One of the things I’ve been thinking about has been my growing frustration with the fact that it has become so common — right, left, or center — to discuss economic policy in terms, first and foremost, of what will work. This is, I think, a category error: Economic policy should serve the needs of society, and our society is not some sterile engineering project whose only purpose is to function well in a mechanical sense. Instead, society is a moral imperative: We join together to collectively guarantee each other’s rights, and for our mutual defense and support… including material support.
As such, the first goal of economic policy ought to be to help realize the moral imperative to which our very society is devoted… which is to say, the first goal of economic policy ought to be economic justice. The “engineering project” part — making things actually work — is crucial, of course, but it is secondary to, and in the service of, that first goal.
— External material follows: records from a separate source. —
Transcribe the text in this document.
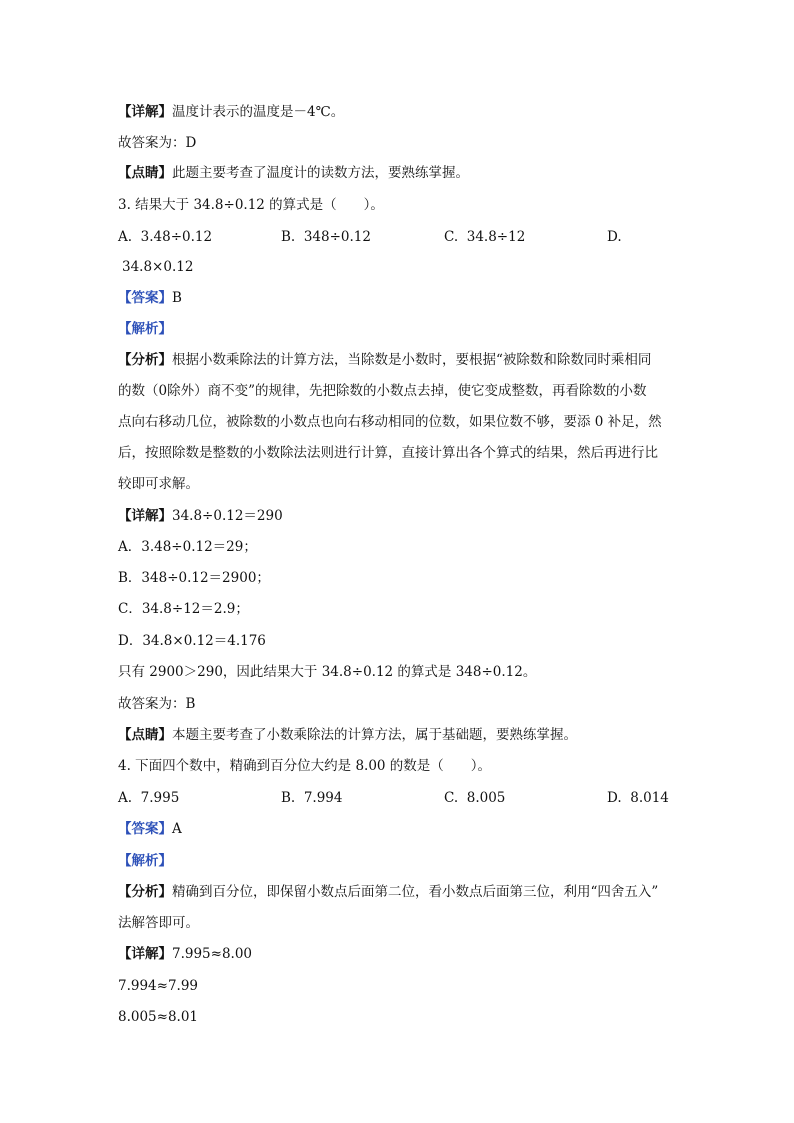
【详解】温度计表示的温度是－4℃。
故答案为：D
【点睛】此题主要考查了温度计的读数方法，要熟练掌握。
3. 结果大于 34.8÷0.12 的算式是（　　）。
A. 3.48÷0.12	B. 348÷0.12	C. 34.8÷12	D.
34.8×0.12
【答案】B
【解析】
【分析】根据小数乘除法的计算方法，当除数是小数时，要根据“被除数和除数同时乘相同
的数（0除外）商不变”的规律，先把除数的小数点去掉，使它变成整数，再看除数的小数
点向右移动几位，被除数的小数点也向右移动相同的位数，如果位数不够，要添 0 补足，然
后，按照除数是整数的小数除法法则进行计算，直接计算出各个算式的结果，然后再进行比
较即可求解。
【详解】34.8÷0.12＝290
A．3.48÷0.12＝29；
B．348÷0.12＝2900；
C．34.8÷12＝2.9；
D．34.8×0.12＝4.176
只有 2900＞290，因此结果大于 34.8÷0.12 的算式是 348÷0.12。
故答案为：B
【点睛】本题主要考查了小数乘除法的计算方法，属于基础题，要熟练掌握。
4. 下面四个数中，精确到百分位大约是 8.00 的数是（　　）。
A. 7.995	B. 7.994	C. 8.005	D. 8.014
【答案】A
【解析】
【分析】精确到百分位，即保留小数点后面第二位，看小数点后面第三位，利用“四舍五入”
法解答即可。
【详解】7.995≈8.00
7.994≈7.99
8.005≈8.01
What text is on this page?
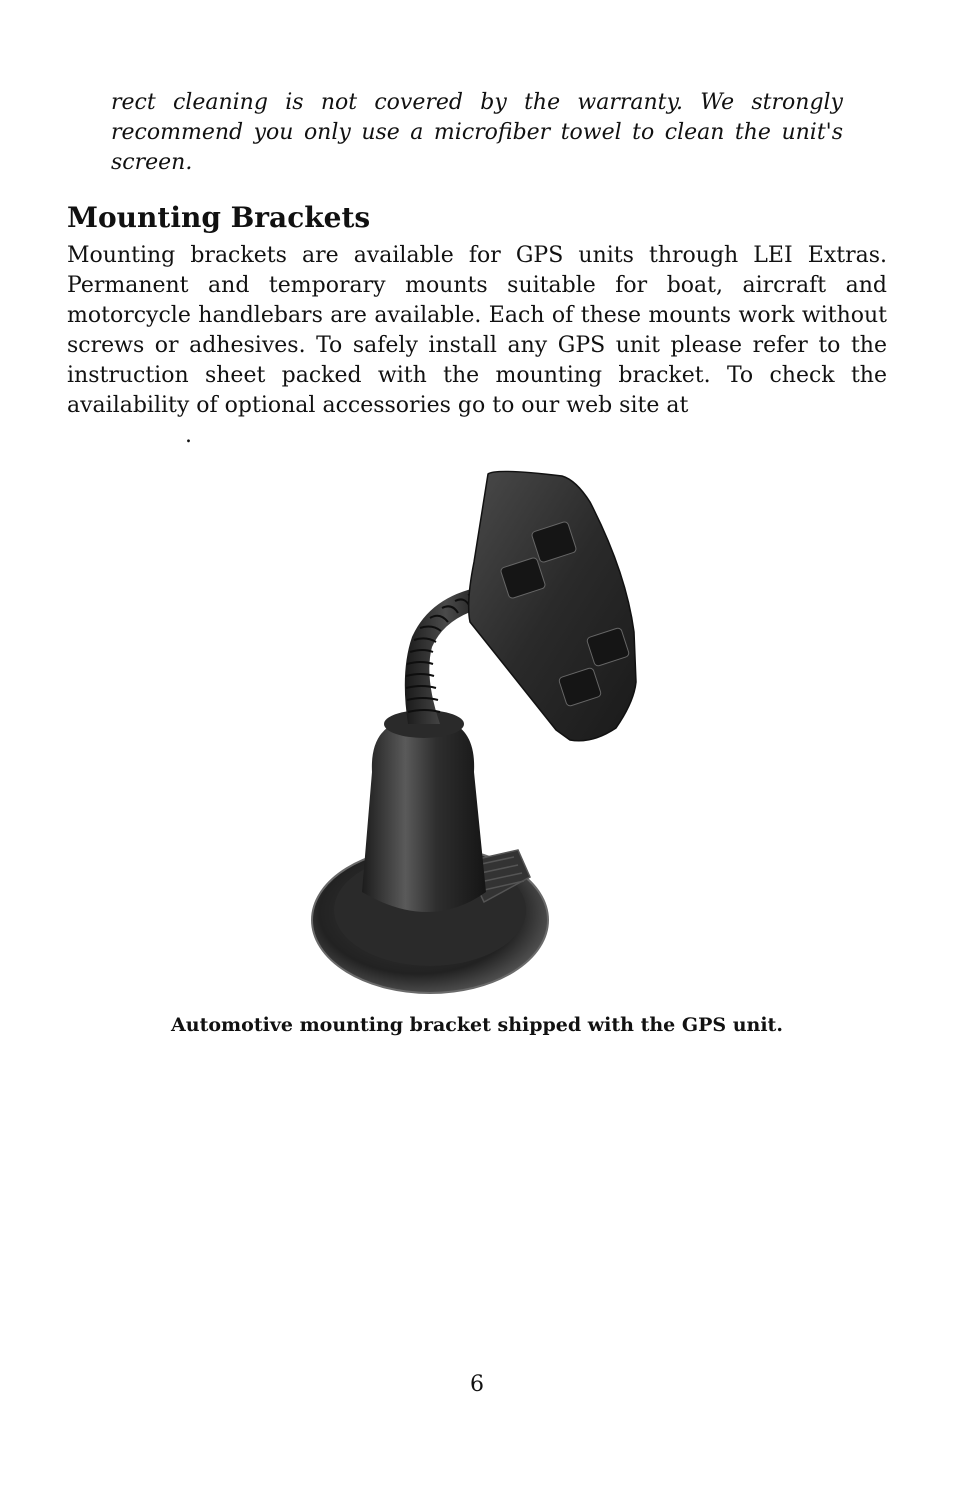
rect cleaning is not covered by the warranty. We strongly recommend you only use a microfiber towel to clean the unit's screen.
Mounting Brackets
Mounting brackets are available for GPS units through LEI Extras. Permanent and temporary mounts suitable for boat, aircraft and motorcycle handlebars are available. Each of these mounts work without screws or adhesives. To safely install any GPS unit please refer to the instruction sheet packed with the mounting bracket. To check the availability of optional accessories go to our web site at
.
Automotive mounting bracket shipped with the GPS unit.
6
Too often, though, the “solutions” to our economic challenges offered, even by ostensibly progressive voices, have been entirely focused on making the numbers work, and not focused much at all on the human justice issues behind the numbers. You know, that “Life, Liberty, and the pursuit of Happiness” stuff? The part about “establish Justice, insure domestic Tranquility, provide for the common defence, promote the general Welfare, and secure the Blessings of Liberty to ourselves and our Posterity…”? Does it really honor those founding principles to slash our collective spending on the social support mechanisms for a minimally dignified, happy human life? To stop helping our neighbors who are poor or homeless or unemployed or sick or hungry? To force our parents and grandparents to stay on the job well into their allegedly golden years, and then force them to become part-time financial managers and insurance analysts once they are retired, in lieu of taking care of them in a secure, life-affirming way?
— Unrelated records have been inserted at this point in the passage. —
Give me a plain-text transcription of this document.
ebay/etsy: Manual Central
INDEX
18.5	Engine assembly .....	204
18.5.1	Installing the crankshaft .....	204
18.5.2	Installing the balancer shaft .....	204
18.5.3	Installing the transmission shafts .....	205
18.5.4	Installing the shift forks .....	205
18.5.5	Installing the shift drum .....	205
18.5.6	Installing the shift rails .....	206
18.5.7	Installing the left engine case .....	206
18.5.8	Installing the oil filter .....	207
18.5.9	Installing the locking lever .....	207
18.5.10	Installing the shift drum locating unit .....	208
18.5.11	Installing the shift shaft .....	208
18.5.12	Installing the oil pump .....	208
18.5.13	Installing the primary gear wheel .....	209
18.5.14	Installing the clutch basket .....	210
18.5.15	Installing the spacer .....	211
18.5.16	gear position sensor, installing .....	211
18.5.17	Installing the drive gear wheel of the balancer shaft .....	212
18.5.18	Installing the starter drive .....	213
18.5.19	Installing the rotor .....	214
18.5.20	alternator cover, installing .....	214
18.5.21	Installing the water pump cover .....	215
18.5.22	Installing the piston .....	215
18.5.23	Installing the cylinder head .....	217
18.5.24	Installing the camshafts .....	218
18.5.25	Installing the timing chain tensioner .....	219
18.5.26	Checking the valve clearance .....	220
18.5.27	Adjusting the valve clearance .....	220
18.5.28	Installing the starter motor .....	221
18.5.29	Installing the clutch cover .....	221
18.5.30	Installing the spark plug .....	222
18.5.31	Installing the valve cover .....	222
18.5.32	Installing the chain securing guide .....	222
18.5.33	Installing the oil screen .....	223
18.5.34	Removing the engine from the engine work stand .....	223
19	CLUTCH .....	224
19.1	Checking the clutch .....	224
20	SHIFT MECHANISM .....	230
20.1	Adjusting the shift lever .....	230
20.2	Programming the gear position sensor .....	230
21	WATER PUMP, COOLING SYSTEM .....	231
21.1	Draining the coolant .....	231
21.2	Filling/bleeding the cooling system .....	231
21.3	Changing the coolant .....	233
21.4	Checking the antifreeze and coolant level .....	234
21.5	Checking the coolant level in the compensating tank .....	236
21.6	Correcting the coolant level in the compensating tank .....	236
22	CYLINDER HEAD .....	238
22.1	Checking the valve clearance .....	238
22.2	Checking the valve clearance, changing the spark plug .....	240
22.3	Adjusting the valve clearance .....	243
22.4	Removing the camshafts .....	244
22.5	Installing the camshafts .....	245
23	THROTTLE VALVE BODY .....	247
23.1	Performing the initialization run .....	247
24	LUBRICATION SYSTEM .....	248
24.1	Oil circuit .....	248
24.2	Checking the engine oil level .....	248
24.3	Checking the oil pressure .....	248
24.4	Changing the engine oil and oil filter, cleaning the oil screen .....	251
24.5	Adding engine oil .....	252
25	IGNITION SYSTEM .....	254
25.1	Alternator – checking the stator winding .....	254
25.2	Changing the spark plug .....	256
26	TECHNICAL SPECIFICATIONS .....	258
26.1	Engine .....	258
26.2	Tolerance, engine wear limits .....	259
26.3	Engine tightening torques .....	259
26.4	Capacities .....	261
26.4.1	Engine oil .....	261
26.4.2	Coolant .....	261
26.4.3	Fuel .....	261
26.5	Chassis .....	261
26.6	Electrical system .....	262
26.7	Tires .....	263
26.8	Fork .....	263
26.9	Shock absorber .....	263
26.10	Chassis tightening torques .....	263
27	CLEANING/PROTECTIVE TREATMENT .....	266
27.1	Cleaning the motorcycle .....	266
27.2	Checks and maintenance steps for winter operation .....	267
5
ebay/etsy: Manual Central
No, our first obligation is to craft a society that truly honors those founding principles, and that puts in place a sturdy floor to resist downward pressure on human dignity and material wellbeing. Only then should we begin to worry about how to pay for it. If we’re honest, and truly keep this moral imperative first among our priorities rather than venerating the individual success of those among us who are already the most fortunate, we will find that we really can afford it. As Paul Krugman reminds us, “economic justice and economic growth aren’t incompatible.” We seem to have forgotten that, Krugman notes, but he points out that…
America in the 1950s made the rich pay their fair share; it gave workers the power to bargain for decent wages and benefits; yet contrary to right-wing propaganda then and now, it prospered. And we can do that again.I believe he’s right: We can do it again. I hope enough of us believe it to make it so.